ML CI gates need to check additional things:
- Does the training pipeline complete without errors?
- Does the resulting model meet quality thresholds (accuracy, latency, fairness metrics)?
- Has the model been signed and its provenance recorded?
- Does the serving container pass security scanning?
The last two points are where SRE habits pay dividends — ML teams that came from research backgrounds rarely think about supply chain security.
The Pipeline
# .github/workflows/model-release.yml
name: Model Release
on:
push:
paths: ['src/model/**', 'configs/**']
jobs:
train-and-evaluate:
runs-on: self-hosted
steps:
- name: Run training pipeline
run: argo submit workflows/train.yaml --wait
- name: Check quality gates
run: |
ACCURACY=$(python scripts/get_metric.py accuracy)

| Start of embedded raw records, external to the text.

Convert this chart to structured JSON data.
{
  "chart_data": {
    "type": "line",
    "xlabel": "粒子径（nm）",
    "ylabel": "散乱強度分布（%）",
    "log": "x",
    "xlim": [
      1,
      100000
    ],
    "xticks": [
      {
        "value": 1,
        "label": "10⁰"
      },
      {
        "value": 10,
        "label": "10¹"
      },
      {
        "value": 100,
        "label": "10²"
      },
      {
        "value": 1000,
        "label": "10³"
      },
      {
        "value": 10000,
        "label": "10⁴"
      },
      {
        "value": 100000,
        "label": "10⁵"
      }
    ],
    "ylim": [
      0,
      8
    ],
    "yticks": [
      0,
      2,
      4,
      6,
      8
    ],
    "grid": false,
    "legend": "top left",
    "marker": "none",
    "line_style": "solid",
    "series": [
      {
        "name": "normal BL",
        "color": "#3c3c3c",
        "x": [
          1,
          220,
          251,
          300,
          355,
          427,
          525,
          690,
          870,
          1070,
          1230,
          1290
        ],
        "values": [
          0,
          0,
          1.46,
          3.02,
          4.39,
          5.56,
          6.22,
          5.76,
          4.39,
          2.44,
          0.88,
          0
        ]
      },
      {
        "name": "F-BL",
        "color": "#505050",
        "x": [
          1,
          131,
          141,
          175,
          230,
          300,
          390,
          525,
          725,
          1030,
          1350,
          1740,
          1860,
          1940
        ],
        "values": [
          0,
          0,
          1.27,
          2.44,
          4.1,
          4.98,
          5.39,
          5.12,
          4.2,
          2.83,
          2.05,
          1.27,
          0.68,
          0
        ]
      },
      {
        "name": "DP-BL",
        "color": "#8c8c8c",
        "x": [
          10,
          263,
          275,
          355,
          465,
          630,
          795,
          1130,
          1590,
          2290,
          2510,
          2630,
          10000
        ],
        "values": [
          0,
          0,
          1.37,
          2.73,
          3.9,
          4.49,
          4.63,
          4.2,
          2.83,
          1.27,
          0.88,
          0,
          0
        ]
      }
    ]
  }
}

if (( $(echo "$ACCURACY < 0.90" | bc -l) )); then
echo "Accuracy $ACCURACY below threshold"
exit 1
fi
- name: Sign model artifact
run: cosign sign ${{ env.MODEL_IMAGE }}
- name: Promote to staging
run: mlflow models transition-to-stage --name classifier --stage Staging
Supply Chain Security
The cosign sign step is often skipped in ML pipelines. It shouldn’t be. A signed model artifact gives you:
- Proof that the model was produced by a specific pipeline run
- Tamper evidence — if the artifact is modified after signing, verification fails
- An audit trail when something goes wrong in production
The ML supply chain (training data → code → artifact → deployment) has the same attack surface as software supply chains, and deserves the same treatment.
Self-Hosted Runners
For pipelines that submit to Argo Workflows in a homelab cluster, you need a self-hosted GitHub Actions runner with kubectl access. I run the runner as a Kubernetes Deployment with a service account that has limited permissions — just enough to submit workflows and read pod logs.